Family picture (Sagiv-husband, Amichai 6yo, Ariella 7mo old, Aviya 10yo).JPG
Sagiv and Ksenia Aaron with 6-year-old Amichai, 7-month-old Ariella and 10-year-old Aviya.

While living in Los Angeles, Aviya competed in local and national competitions, and at 6-years-old was invited to compete on the world stage with Youth Team USA at the second World BUDO Karate Championship in Traditional Shotokan Karate in Brno, Czech Republic, where she took gold in sparring and silver in kata, which are drills of various techniques. More than 1,200 worldwide competitors from ages 6 to 17 attended, Rothenberg said.

“She developed passion,” Ksenia Aaron, a physician at Cleveland Clinic and member of Beachwood Kehilla, told the CJN. “She became more serious about it as she was progressing with belts and competing more, and she realized that she’s good at it. Her weakness went away, and she liked what karate stood for, the discipline, the camaraderie.”

Aviya captured gold in kata for the purple belt level in 2021 at the U.S. National Youth Championship, which was held online due to the pandemic and, most recently she, competed in a U.S. National Championship in St. Louis May 22, winning gold for kata and bronze for sparring in the age 10 to 11 brown/black belt category.

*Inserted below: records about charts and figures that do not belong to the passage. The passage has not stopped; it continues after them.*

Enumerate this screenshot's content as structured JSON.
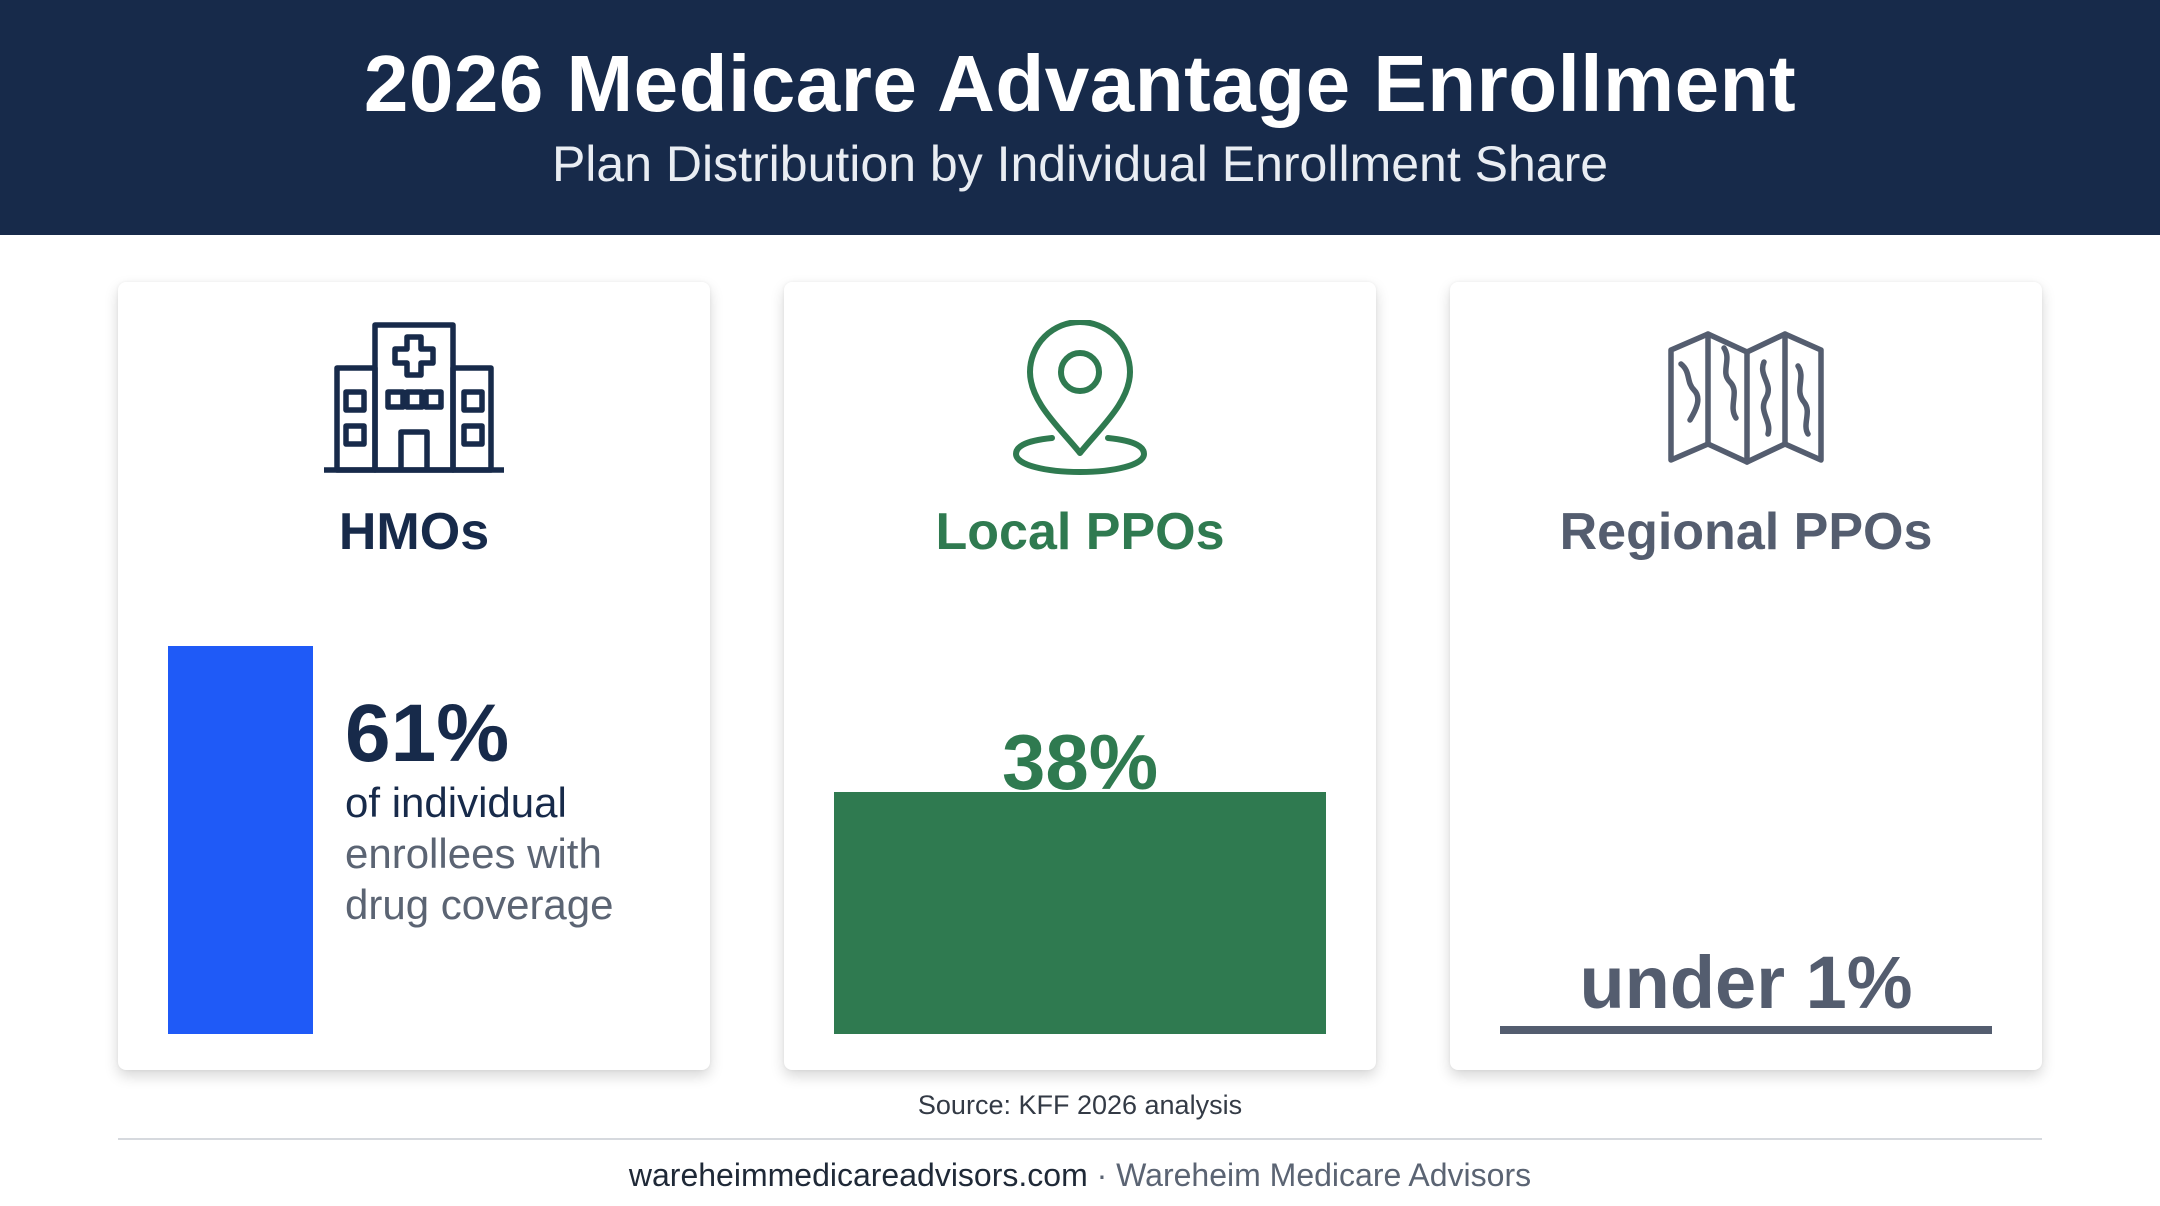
{
  "header": {
    "title": "2026 Medicare Advantage Enrollment",
    "subtitle": "Plan Distribution by Individual Enrollment Share"
  },
  "cards": [
    {
      "name": "HMOs",
      "icon": "hospital-building-icon",
      "value_label": "61%",
      "description_line1": "of individual",
      "description_line2": "enrollees with",
      "description_line3": "drug coverage",
      "color": "#1f5af7",
      "name_color": "#172a4a"
    },
    {
      "name": "Local PPOs",
      "icon": "map-pin-icon",
      "value_label": "38%",
      "color": "#2f7a50",
      "name_color": "#2f7a50"
    },
    {
      "name": "Regional PPOs",
      "icon": "folded-map-icon",
      "value_label": "under 1%",
      "color": "#545d6f",
      "name_color": "#545d6f"
    }
  ],
  "chart_data": {
    "type": "bar",
    "title": "2026 Medicare Advantage Enrollment",
    "subtitle": "Plan Distribution by Individual Enrollment Share",
    "categories": [
      "HMOs",
      "Local PPOs",
      "Regional PPOs"
    ],
    "values": [
      61,
      38,
      0.5
    ],
    "value_labels": [
      "61%",
      "38%",
      "under 1%"
    ],
    "unit": "%",
    "ylim": [
      0,
      61
    ],
    "grid": false,
    "colors": [
      "#1f5af7",
      "#2f7a50",
      "#545d6f"
    ]
  },
  "source": "Source: KFF 2026 analysis",
  "footer": {
    "site": "wareheimmedicareadvisors.com",
    "separator": " · ",
    "brand": "Wareheim Medicare Advisors"
  }
}
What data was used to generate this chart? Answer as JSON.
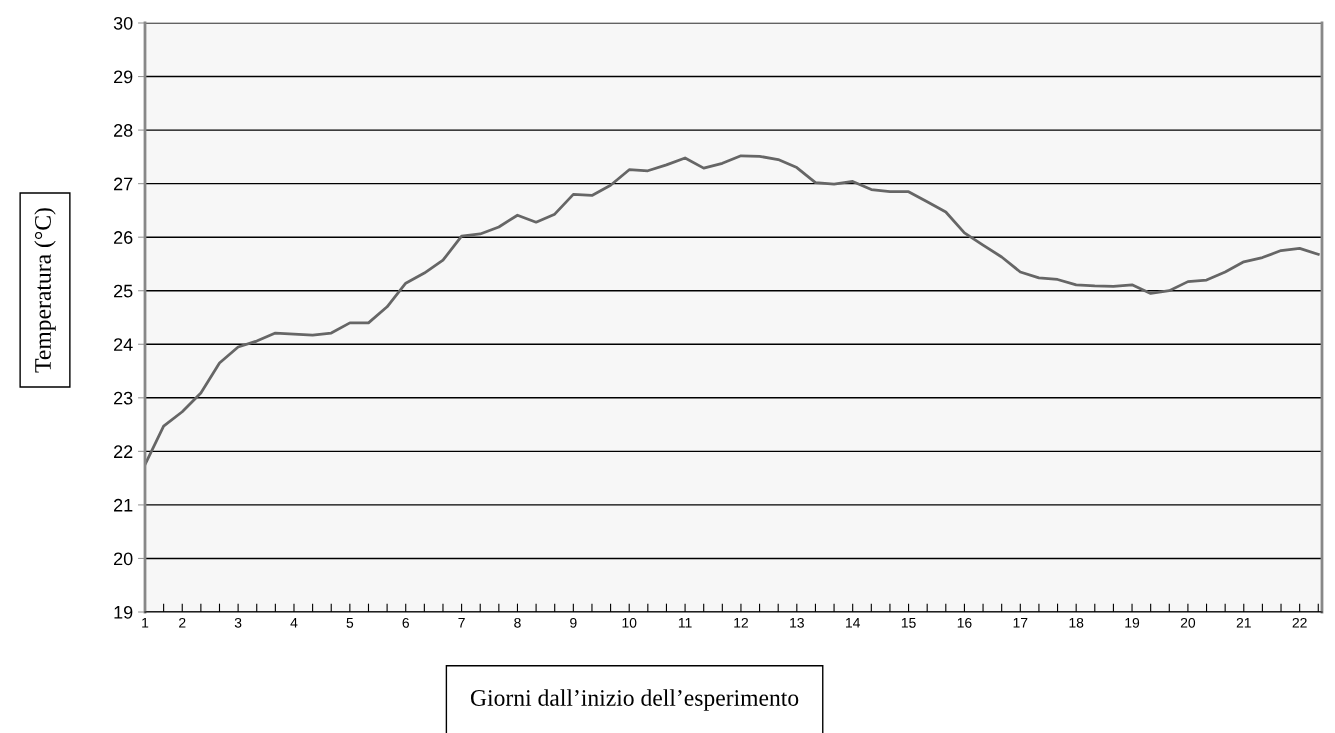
{
  "chart_data": {
    "type": "line",
    "xlabel": "Giorni dall’inizio dell’esperimento",
    "ylabel": "Temperatura (°C)",
    "categories": [
      "1",
      null,
      "2",
      null,
      null,
      "3",
      null,
      null,
      "4",
      null,
      null,
      "5",
      null,
      null,
      "6",
      null,
      null,
      "7",
      null,
      null,
      "8",
      null,
      null,
      "9",
      null,
      null,
      "10",
      null,
      null,
      "11",
      null,
      null,
      "12",
      null,
      null,
      "13",
      null,
      null,
      "14",
      null,
      null,
      "15",
      null,
      null,
      "16",
      null,
      null,
      "17",
      null,
      null,
      "18",
      null,
      null,
      "19",
      null,
      null,
      "20",
      null,
      null,
      "21",
      null,
      null,
      "22",
      null
    ],
    "series": [
      {
        "color": "#666666",
        "values": [
          21.75,
          22.47,
          22.74,
          23.09,
          23.65,
          23.95,
          24.06,
          24.21,
          24.19,
          24.17,
          24.21,
          24.4,
          24.4,
          24.7,
          25.14,
          25.33,
          25.57,
          26.02,
          26.06,
          26.19,
          26.41,
          26.28,
          26.43,
          26.8,
          26.78,
          26.97,
          27.26,
          27.24,
          27.35,
          27.48,
          27.29,
          27.38,
          27.52,
          27.51,
          27.45,
          27.3,
          27.02,
          26.99,
          27.04,
          26.89,
          26.85,
          26.85,
          26.66,
          26.47,
          26.08,
          25.85,
          25.63,
          25.35,
          25.24,
          25.21,
          25.11,
          25.09,
          25.08,
          25.11,
          24.95,
          25.0,
          25.17,
          25.2,
          25.35,
          25.54,
          25.62,
          25.75,
          25.79,
          25.68
        ]
      }
    ],
    "ylim": [
      19,
      30
    ],
    "yticks": [
      19,
      20,
      21,
      22,
      23,
      24,
      25,
      26,
      27,
      28,
      29,
      30
    ],
    "grid": "y",
    "legend": false,
    "marker": "none",
    "line_style": "solid"
  }
}
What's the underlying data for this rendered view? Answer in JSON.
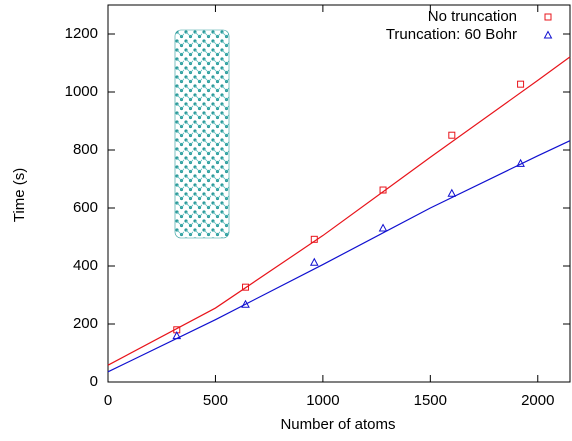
{
  "chart_data": {
    "type": "scatter",
    "x_label": "Number of atoms",
    "y_label": "Time (s)",
    "xlim": [
      0,
      2150
    ],
    "ylim": [
      0,
      1300
    ],
    "xticks": [
      0,
      500,
      1000,
      1500,
      2000
    ],
    "yticks": [
      0,
      200,
      400,
      600,
      800,
      1000,
      1200
    ],
    "legend": "top-right",
    "series": [
      {
        "name": "No truncation",
        "color": "#e8141b",
        "marker": "square",
        "x": [
          320,
          640,
          960,
          1280,
          1600,
          1920
        ],
        "values": [
          180,
          327,
          492,
          662,
          851,
          1027
        ]
      },
      {
        "name": "Truncation: 60 Bohr",
        "color": "#1010d0",
        "marker": "triangle",
        "x": [
          320,
          640,
          960,
          1280,
          1600,
          1920
        ],
        "values": [
          160,
          268,
          413,
          531,
          651,
          754
        ]
      }
    ],
    "fit_lines": [
      {
        "color": "#e8141b",
        "x": [
          0,
          500,
          1000,
          1500,
          2000,
          2150
        ],
        "values": [
          58,
          255,
          505,
          775,
          1040,
          1121
        ]
      },
      {
        "color": "#1010d0",
        "x": [
          0,
          500,
          1000,
          1500,
          2000,
          2150
        ],
        "values": [
          35,
          215,
          405,
          600,
          780,
          832
        ]
      }
    ]
  }
}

Aaron said Aviya plans to compete on the world stage again in Poland as long as the situation with COVID-19 and the war in Ukraine allows it. Her goal is to one day compete in the Olympics, but karate isn’t her only passion as Aviya also wants to become a veterinarian.

“Competing makes not only yourself proud of accomplishments but also other people, like coaches,” Aviya wrote. “It makes me happy that I have achieved something that I worked hard for. The goal is to do my best, whether I win or not.”